Un trou dans votre carrière… qui n’en est pas un
En consultant votre relevé de carrière sur le site info-retraite.fr, vous pourriez trouver des périodes “blanches”, c'est-à-dire des périodes sans cotisation enregistrée. Parfois, ces « trouées » correspondent à un emploi hors de France, que le système de retraite français ne reconnaît pas par défaut.
Cela concerne :
- Les Français ayant des contrats locaux à l’étranger
- Les expatriés en dehors de l’Union européenne
- Les personnes n’ayant pas cotisé à la Caisse des Français de l’Étranger (CFE)
- Les binationaux travaillant dans leur pays d’origine
Il est fréquent de penser que tout sera automatiquement transféré et reconnu. En réalité, c'est à vous d'en faire la demande avec les preuves nécessaires.
Tous les pays ne sont pas égaux face à la retraite
La prise en compte de vos trimestres dépend du pays où vous avez travaillé et des accords existants avec la France.
- Pour un emploi dans un pays de l’Union européenne, de l’Espace économique européen ou en Suisse, vos périodes seront intégrées automatiquement dans le calcul de votre durée d’assurance.
- Pour les autres pays, cela dépend de l’existence d’une convention bilatérale de sécurité sociale.
Dans certains pays comme le Canada ou les États-Unis, les périodes peuvent être reconnues pour l’ouverture des droits, mais pas pour le calcul du montant. Dans d’autres cas, sans accord, vos trimestres peuvent être perdus... à moins de cotiser volontairement à la CFE.
Que faire pour éviter cette perte de droits ?
Commencez par vérifier votre relevé de carrière sur le portail officiel. Si vous remarquez un oubli, vous pouvez demander une régularisation, à condition de fournir des justificatifs.

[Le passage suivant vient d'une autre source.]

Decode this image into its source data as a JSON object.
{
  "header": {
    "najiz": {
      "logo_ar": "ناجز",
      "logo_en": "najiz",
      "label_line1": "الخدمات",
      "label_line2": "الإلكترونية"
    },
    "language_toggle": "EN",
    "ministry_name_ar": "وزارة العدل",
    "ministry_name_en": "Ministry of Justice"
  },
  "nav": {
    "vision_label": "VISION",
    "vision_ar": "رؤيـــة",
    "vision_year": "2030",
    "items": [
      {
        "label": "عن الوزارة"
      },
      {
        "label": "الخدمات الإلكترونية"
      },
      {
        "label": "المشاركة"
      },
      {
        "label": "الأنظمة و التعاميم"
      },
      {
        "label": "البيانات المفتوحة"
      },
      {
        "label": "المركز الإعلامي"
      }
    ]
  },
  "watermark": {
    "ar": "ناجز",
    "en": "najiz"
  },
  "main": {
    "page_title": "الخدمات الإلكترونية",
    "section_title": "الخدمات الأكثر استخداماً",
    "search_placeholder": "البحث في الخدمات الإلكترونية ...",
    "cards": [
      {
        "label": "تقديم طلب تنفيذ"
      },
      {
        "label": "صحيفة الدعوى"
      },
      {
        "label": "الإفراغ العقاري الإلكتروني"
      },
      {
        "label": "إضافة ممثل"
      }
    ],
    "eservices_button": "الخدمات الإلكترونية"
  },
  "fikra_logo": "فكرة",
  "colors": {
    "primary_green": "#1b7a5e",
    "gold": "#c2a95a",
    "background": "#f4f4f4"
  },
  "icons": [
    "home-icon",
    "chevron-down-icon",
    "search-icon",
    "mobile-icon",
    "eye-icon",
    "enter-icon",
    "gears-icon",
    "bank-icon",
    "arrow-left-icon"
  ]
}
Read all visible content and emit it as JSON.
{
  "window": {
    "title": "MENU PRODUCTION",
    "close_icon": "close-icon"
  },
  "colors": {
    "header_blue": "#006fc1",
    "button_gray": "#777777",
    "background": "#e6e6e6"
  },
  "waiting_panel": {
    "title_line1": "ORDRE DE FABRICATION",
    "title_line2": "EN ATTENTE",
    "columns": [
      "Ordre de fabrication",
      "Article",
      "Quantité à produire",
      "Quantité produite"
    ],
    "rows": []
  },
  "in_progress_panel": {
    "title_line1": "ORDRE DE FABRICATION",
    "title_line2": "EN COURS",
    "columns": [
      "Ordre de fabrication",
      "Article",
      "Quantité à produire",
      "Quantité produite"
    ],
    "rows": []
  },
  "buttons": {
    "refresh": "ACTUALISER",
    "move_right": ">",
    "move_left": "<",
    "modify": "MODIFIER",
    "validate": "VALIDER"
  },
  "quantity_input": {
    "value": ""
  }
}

Les documents acceptés incluent :
- Attestations de l’employeur étranger
- Bulletins de salaire
- Contrats de travail
- Certificats de fin d’emploi
- Preuves de cotisations versées à un régime local ou à la CFE
Une fois ces éléments fournis, l’Assurance retraite pourra intégrer manuellement les périodes manquantes, sous validation.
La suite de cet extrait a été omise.